Spécialiste des questions de genre dans la culture populaire et les médias, Natacha Henry , journaliste et écrivaine (1), débattra de la place des femmes dans l’information le 9 juin 2011, à Paris, à l’occasion de rencontres intitulées « Dites-le avec des femmes ! ». Un questionnement dont les journalistes ne peuvent faire l’économie s’ils veulent en finir avec le sexisme. Une réflexion récemment placée au coeur de l’actualité par l’affaire DSK.

Qu’est-ce qui vous semble le plus problématique dans la vision que les médias d’information proposent de la société ?

Il y a deux choses préoccupantes. D’abord, l’intelligence des femmes est rarement mise en avant. Elles sont peu nombreuses sur les plateaux d’experts à la télévision, par exemple, et sont rarement placées dans des situations sérieuses. Dans les reportages, vous trouverez plus souvent des femmes, témoins, appelées par leur prénom, et des hommes, experts, avec un nom et une fonction. Tout cela contribue au fait qu’elles ne soient pas prises au sérieux, d’une manière générale.

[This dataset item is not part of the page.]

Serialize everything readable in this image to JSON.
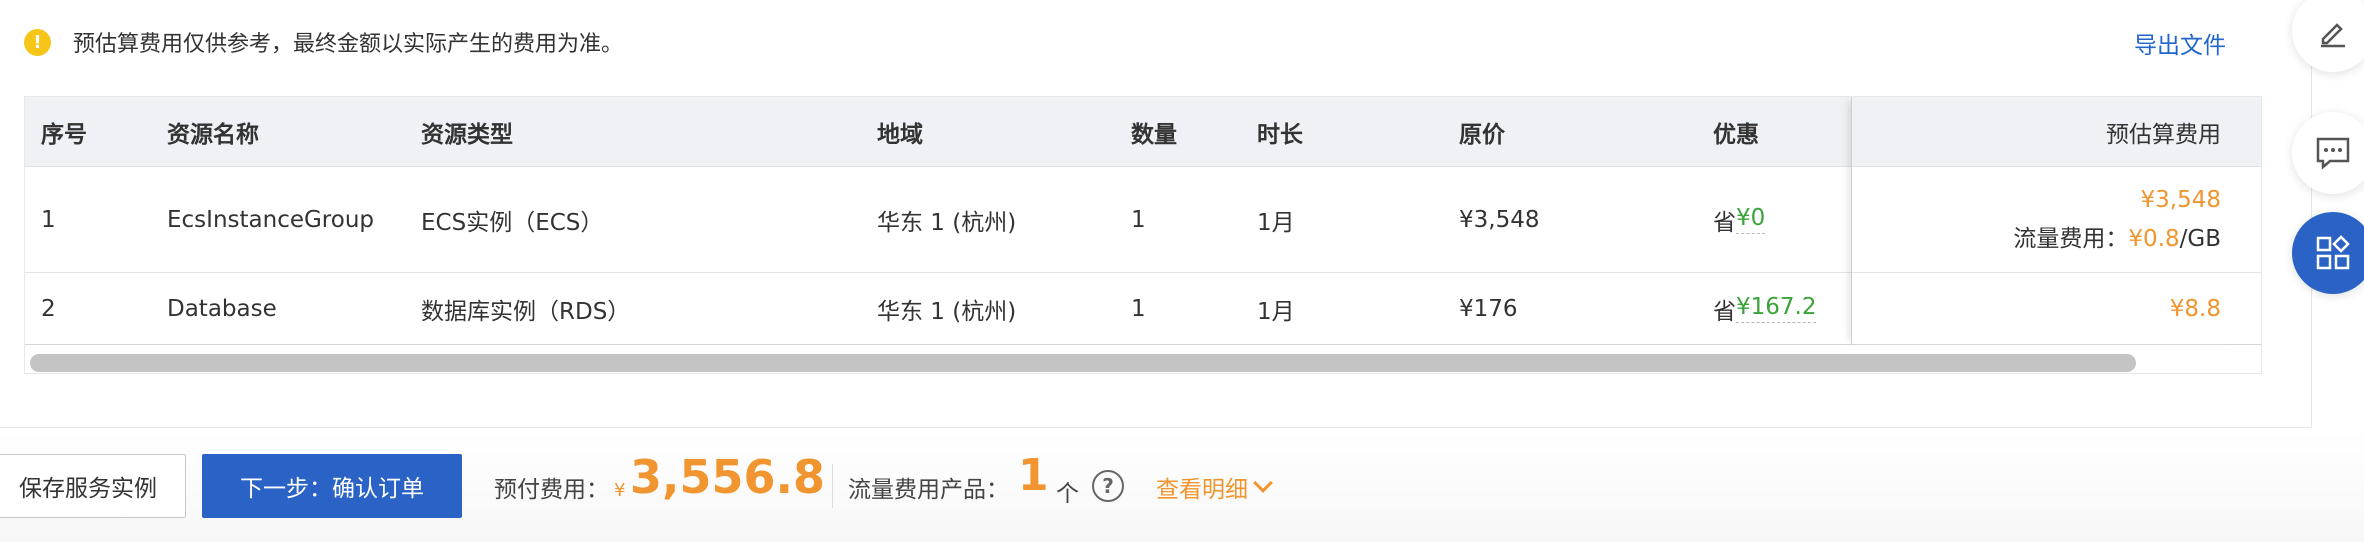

Ensuite, on ne prend pas non plus au sérieux les violences faites aux femmes dans la presse. Je veux dire par là que lorsqu’une femme est victime de violences conjugales, on met cela dans la catégorie « amour déçu », « drame de la passion amoureuse », alors qu’on sait très bien que celui qui frappe, jusqu’à tuer parfois, le fait à l’issue d’un long processus de violence. Et lorsqu’une fille est victime de violences sexuelles, il faut qu’elle soit une quadragénaire avec enfants et sans histoire pour qu’elle soit une bonne victime. Si elle est un peu trop libre, entre guillemets bien sûr, cela va faire l’objet de commentaires. Le problème, c’est que de tels propos ont des conséquences terribles pour les femmes, qui n’osent pas témoigner, parce qu’elles pensent qu’on ne les croira pas.

La féminisation de la profession de journaliste contribue-t-elle à faire évoluer les choses ?

Quand je fais des interventions autour de ces questions, et que j’explique, par exemple, que lorsqu’une femme meurt sous les coups de son ex, ce n’est pas un « drame de la rupture », comme on peut le lire ou l’entendre, les journalistes me disent souvent qu’ils n’y avaient même jamais pensé. On peut écrire « drame de la rupture », comme « cerise sur le gâteau ». C’est une expression toute faite, à laquelle n’ont pas forcément plus réfléchi les femmes journalistes que les hommes. D’autant que cette question est rarement abordée dans les écoles de journalisme. Alors même si la profession se féminise (lire notre billet à ce sujet), les femmes ont tendance à faire comme les hommes.

Le site d’information Les Nouvelles News, organisateur du colloque du 9 juin, respecte la parité femmes-hommes pour chaque sujet.  Ce faisant, n’offre-t-il pas une vision tronquée de la société alors que les inégalités demeurent ?

Cette vision sera toujours moins tronquée que celle qu’en donnent aujourd’hui les médias en général ! Actuellement, la parole est donnée aux hommes à 75%. Ce qui n’est pas plus représentatif de la société. Il faudrait donc s’imposer un traitement paritaire des papiers ainsi que des plateaux de télé paritaires. Et ne pas hésiter à se dire que lorsqu’on va faire un reportage à l’hôpital, par exemple, on n’est pas obligé d’interroger « le professeur Jean Dupont » et «une infirmière ». Les journalistes ne sont pas obligés de véhiculer des stéréotypes sexistes. Pourquoi ne seraient-ils pas là pour contribuer à transformer la société ?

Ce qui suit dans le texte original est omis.